The findings, which will be presented at the 2026 European Alliance of Associations for Rheumatology (EULAR) Congress, provide additional evidence supporting the role of pathogenic IgG autoantibodies in driving disease activity in certain patients with Sjögren’s disease. The analyses also strengthen the scientific rationale for nipocalimab, an investigational neonatal Fc receptor (FcRn) blocker designed to reduce disease-associated IgG autoantibodies while preserving broader immune function.

Why the findings matter

Sjögren’s disease is a chronic autoimmune condition characterised by substantial variability in symptoms and disease severity. According to Johnson & Johnson, patients with elevated autoantibody and IgG levels often experience a greater disease burden.

The latest analyses suggest that these patients may also be more likely to benefit from targeted reduction of pathogenic autoantibodies.

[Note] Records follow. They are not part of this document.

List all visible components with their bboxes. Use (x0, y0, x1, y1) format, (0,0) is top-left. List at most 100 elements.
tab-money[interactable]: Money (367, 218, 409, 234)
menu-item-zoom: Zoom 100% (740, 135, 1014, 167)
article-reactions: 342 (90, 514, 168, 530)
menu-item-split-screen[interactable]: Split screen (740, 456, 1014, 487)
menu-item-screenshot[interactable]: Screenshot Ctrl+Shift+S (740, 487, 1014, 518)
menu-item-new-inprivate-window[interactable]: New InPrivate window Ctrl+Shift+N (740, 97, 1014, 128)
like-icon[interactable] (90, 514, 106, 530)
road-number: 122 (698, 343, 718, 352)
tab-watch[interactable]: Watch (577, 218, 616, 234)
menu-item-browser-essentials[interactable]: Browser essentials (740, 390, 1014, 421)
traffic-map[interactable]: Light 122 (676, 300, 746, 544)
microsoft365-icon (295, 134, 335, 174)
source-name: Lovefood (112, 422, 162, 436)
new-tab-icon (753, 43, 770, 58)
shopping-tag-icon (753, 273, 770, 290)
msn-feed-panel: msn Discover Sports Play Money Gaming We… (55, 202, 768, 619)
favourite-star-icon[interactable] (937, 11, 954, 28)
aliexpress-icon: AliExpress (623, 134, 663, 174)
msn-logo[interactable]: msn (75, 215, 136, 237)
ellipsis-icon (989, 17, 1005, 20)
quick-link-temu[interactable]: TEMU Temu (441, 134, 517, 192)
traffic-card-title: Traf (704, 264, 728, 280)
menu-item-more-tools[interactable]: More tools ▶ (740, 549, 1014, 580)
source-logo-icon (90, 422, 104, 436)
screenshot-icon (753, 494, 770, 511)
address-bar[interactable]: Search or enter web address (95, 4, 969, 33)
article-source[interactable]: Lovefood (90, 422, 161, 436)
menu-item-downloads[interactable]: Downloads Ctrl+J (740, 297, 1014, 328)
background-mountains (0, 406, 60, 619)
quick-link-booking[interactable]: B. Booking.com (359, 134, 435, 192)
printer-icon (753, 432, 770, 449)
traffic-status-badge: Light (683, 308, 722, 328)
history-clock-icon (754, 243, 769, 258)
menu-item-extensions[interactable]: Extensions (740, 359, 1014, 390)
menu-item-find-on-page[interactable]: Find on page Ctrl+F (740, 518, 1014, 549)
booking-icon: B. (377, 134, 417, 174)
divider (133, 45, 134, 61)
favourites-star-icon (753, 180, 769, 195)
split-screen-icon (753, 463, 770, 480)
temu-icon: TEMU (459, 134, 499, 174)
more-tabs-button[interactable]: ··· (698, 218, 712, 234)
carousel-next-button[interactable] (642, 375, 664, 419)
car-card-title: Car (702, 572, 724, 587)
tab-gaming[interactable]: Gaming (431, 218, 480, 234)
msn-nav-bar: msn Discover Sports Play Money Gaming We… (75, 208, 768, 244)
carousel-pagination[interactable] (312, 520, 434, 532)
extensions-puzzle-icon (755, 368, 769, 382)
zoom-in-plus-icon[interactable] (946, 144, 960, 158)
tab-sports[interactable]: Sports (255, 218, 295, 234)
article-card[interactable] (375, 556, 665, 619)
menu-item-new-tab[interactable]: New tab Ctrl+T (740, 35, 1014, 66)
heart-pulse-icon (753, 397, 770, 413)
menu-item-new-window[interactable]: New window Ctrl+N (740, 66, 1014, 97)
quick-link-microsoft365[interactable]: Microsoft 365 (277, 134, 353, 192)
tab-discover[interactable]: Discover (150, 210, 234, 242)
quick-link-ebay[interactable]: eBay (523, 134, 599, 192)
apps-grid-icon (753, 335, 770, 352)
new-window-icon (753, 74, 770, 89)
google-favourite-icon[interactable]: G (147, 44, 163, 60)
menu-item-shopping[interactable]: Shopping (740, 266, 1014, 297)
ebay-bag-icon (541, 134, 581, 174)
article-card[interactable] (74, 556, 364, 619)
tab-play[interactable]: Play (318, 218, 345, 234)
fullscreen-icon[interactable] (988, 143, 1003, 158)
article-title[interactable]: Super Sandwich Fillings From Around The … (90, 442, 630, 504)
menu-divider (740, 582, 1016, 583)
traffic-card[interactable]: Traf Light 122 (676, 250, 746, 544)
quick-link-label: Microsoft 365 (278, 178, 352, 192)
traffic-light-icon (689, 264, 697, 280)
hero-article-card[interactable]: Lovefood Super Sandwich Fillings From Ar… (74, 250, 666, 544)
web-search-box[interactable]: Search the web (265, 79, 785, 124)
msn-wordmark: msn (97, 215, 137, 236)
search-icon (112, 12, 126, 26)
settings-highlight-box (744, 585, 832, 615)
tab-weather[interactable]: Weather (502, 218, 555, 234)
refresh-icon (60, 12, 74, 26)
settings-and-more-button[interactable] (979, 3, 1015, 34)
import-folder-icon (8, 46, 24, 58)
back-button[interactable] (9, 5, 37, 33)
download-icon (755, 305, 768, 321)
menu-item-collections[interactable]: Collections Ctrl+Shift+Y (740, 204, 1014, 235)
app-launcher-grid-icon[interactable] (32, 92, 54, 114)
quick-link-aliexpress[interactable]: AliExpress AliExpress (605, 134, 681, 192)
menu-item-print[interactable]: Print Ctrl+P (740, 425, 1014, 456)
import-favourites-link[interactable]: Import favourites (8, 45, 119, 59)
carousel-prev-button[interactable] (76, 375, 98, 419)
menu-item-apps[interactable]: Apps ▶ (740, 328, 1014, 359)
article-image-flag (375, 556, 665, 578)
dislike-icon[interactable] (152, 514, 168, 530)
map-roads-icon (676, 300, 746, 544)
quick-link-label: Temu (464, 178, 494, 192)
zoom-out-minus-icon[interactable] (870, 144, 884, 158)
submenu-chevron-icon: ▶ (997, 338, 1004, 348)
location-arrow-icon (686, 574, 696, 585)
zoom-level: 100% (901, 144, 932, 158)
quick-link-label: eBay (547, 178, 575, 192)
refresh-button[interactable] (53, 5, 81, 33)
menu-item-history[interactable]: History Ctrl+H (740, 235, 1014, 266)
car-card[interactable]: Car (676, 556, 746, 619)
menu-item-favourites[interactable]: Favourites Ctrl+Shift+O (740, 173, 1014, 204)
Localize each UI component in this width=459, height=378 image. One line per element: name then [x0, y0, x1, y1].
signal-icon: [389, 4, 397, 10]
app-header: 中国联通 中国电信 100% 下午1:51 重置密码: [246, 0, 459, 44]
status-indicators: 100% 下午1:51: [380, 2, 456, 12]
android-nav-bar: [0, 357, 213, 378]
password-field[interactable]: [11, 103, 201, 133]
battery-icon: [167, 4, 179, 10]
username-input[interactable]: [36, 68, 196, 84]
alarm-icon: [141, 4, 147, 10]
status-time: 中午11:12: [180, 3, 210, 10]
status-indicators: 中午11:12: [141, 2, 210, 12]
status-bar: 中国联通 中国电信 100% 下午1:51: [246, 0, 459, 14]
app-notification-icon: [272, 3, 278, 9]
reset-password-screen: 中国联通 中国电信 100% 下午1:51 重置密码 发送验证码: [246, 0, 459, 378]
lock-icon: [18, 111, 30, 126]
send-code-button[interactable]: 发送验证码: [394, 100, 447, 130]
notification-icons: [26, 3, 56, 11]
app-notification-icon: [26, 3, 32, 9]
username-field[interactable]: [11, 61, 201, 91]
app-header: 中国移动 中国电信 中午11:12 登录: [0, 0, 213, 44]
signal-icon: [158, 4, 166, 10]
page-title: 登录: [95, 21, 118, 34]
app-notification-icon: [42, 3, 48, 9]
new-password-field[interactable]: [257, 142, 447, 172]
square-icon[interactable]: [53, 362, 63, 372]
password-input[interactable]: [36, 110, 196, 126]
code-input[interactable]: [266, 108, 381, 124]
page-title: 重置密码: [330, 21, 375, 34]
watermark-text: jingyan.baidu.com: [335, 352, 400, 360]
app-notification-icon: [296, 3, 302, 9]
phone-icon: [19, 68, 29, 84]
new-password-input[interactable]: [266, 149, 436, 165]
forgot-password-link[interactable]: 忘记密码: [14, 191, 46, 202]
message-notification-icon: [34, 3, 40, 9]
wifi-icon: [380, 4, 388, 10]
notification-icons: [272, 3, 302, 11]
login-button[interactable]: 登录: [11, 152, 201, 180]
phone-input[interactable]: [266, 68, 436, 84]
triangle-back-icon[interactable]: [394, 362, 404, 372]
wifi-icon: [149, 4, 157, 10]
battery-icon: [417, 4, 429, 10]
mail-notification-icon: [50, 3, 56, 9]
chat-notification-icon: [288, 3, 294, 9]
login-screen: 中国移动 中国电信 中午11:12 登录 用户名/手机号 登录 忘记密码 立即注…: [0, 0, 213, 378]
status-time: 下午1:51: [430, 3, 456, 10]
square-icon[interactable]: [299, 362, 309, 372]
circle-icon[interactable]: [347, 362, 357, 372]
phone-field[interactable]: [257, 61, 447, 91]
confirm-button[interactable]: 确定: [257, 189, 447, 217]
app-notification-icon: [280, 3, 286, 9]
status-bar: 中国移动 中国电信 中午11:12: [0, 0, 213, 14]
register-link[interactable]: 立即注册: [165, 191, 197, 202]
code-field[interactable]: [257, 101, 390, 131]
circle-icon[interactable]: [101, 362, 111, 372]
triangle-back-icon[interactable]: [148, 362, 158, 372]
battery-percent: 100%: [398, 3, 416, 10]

The findings could help clinicians better understand which patient groups are most responsive to emerging therapies and contribute to ongoing efforts to develop treatments for a disease that remains underserved.

“Sjögren’s disease is a highly heterogeneous condition that has historically posed significant challenges for therapeutic development, leaving gaps in patient care,” said Dr R. Hal Scofield of the University of Oklahoma and the Oklahoma Medical Research Foundation.

“These analyses provide important insight into the potential role of pathogenic immunoglobulin G autoantibodies in disease activity and help expand our understanding of the biological drivers of Sjögren’s disease for certain patients,” Scofield said.

Greater responses seen in autoantibody-high subgroup

Johnson & Johnson said clinical improvements were observed across all participants in the DAHLIAS study. However, the strongest responses were seen among patients with elevated disease-driving autoantibodies and IgG levels.

Previously reported Phase 2 results showed that nipocalimab produced statistically significant improvements in ClinESSDAI scores compared with placebo.

In the latest analysis, 62.5% of patients in the autoantibody-high subgroup who received nipocalimab achieved a clinical response, compared with 51.9% in the overall study population treated with the drug.

The company said the findings support continued evaluation of nipocalimab as a potential immunoselective treatment approach for systemic Sjögren’s disease in the ongoing Phase 3 DAFFODIL study.

Biomarker data support proposed mechanism

Biomarker analyses from the study were consistent with the proposed mechanism of action of nipocalimab, according to the company.

Nipocalimab is designed to selectively reduce pathogenic IgG autoantibodies associated with Sjögren’s disease activity while preserving broader immune function. Autoantibodies are antibodies that mistakenly target the body’s own tissues and are considered important drivers of several autoimmune conditions.

“The biomarker analyses are consistent with the hypothesised mechanism of nipocalimab in Sjögren’s disease,” said Dr Leonard L. Dragone, Disease Area Leader, Autoantibody and Rheumatology at Johnson & Johnson.

“These findings suggest greater response in the broad study population of adults with moderate to severe SjD, plus a greater response observed among patients with elevated disease-driving autoantibodies and immunoglobulin G levels,” Dragone said.

He added that the data further advance understanding of the role pathogenic IgG autoantibodies may play in the disease as development of nipocalimab continues.

Regulatory status

Johnson & Johnson said nipocalimab is the only FcRn blocker to receive both Breakthrough Therapy Designation and Fast Track Designation from the U.S. Food and Drug Administration (FDA) for the treatment of adults with moderate-to-severe Sjögren’s disease.

The new findings add to previously reported evidence that nipocalimab may reduce disease activity and severity, including systemic manifestations and patient-reported symptoms such as dryness, fatigue and pain. Results from the ongoing Phase 3 DAFFODIL study are expected to provide further evidence on the therapy’s potential role in Sjögren’s disease management.